The basic, basic thing that all of us need and particularly all other people need, is a decent place to live. That's the basis on which everything else gets built. So I feel passionately about the work of this Commission and the importance of its results.

That is the beginning point for our work. Now, I would like at this point to acknowledge any public officials who may have joined us that I don't know about.

Okay. Ken has promised me that if anybody comes in that should be introduced to you -- who just raised their hand? Oh, please.

CYNTHIA STAFFORD: (Inaudible.) CO-CHAIRPERSON FEINGOLD: I am so pleased to have you. Thank you so much. What's your name?


CO-CHAIRPERSON FEINGOLD: Hi, Cynthia. Thank you for coming.

Anybody else?

This was a representative of Congressman of Carrie Meek who was unable to be here.

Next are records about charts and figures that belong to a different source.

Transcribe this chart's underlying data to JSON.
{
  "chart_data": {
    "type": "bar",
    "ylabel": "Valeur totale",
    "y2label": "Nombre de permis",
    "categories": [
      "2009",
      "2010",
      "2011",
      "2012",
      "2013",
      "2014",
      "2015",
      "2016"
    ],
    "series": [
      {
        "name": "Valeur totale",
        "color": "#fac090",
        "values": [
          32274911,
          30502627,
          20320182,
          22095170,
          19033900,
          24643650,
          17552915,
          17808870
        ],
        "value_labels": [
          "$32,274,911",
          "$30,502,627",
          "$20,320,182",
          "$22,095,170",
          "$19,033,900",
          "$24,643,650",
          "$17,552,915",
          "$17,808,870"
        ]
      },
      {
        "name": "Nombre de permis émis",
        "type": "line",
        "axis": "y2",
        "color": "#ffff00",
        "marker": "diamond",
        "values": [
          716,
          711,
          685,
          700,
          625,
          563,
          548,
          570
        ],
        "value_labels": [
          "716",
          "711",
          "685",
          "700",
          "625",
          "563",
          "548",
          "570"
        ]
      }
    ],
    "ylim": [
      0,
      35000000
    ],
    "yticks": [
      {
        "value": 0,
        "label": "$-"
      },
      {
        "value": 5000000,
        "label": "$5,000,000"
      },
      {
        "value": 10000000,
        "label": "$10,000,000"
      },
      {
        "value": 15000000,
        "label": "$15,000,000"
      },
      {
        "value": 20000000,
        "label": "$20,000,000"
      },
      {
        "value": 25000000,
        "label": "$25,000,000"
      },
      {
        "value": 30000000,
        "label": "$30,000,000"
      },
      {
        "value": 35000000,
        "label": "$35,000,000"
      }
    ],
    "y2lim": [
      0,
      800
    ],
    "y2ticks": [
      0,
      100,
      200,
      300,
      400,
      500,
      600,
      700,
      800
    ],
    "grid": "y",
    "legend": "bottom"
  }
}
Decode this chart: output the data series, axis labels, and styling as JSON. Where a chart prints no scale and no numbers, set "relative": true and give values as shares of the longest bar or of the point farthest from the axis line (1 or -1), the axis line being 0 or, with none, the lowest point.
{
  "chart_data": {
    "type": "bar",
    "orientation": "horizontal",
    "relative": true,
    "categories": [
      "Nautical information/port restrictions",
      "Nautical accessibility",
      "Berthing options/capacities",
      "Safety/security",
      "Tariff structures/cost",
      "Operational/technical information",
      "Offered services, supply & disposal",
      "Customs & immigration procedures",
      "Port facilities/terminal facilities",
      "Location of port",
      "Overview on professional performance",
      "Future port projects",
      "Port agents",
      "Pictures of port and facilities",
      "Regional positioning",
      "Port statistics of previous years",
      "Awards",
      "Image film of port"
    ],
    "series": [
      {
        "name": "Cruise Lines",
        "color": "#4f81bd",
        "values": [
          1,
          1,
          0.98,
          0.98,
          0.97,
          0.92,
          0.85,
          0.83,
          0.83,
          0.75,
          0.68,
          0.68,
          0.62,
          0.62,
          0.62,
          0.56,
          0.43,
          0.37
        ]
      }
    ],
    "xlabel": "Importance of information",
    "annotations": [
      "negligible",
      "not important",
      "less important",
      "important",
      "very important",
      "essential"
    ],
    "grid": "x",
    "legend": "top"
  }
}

Her name is Cynthia Stafford.

And for the audience, we are transcribing this entire hearing, but if you don't have a microphone, they can't hear. So we'll have to repeat or you can come to a mike. Okay.

Now, I'd like to start off with our keynote speaker, who has joined us all the way from, if you can believe it, the opposite corner of the United States: Alaska.

We are joined by Keith Campbell of Seward, Alaska, who is a member and Chair of the AARP Board of Governors. He was elected to serve in this role from the year 2000 to 2002, and he has a long and illustrious history with AARP as a leader in their health issues team, their state legislative committees and a whole range of things involved with the health of seniors.

He also chaired the Alaska state legislative committee. Before he retired in 1990, he was the administrator and CEO of Seward General Hospital for nineteen years. And before that, it turns that out that, you know, Alaska's a place like Florida, most people in Alaska came from somewhere else.

Keith came from Iowa where he was the Administrator of Peoples Memorial Hospital in Independence. Please join me in welcoming Keith Campbell, and we look forward to hearing your remarks, Keith.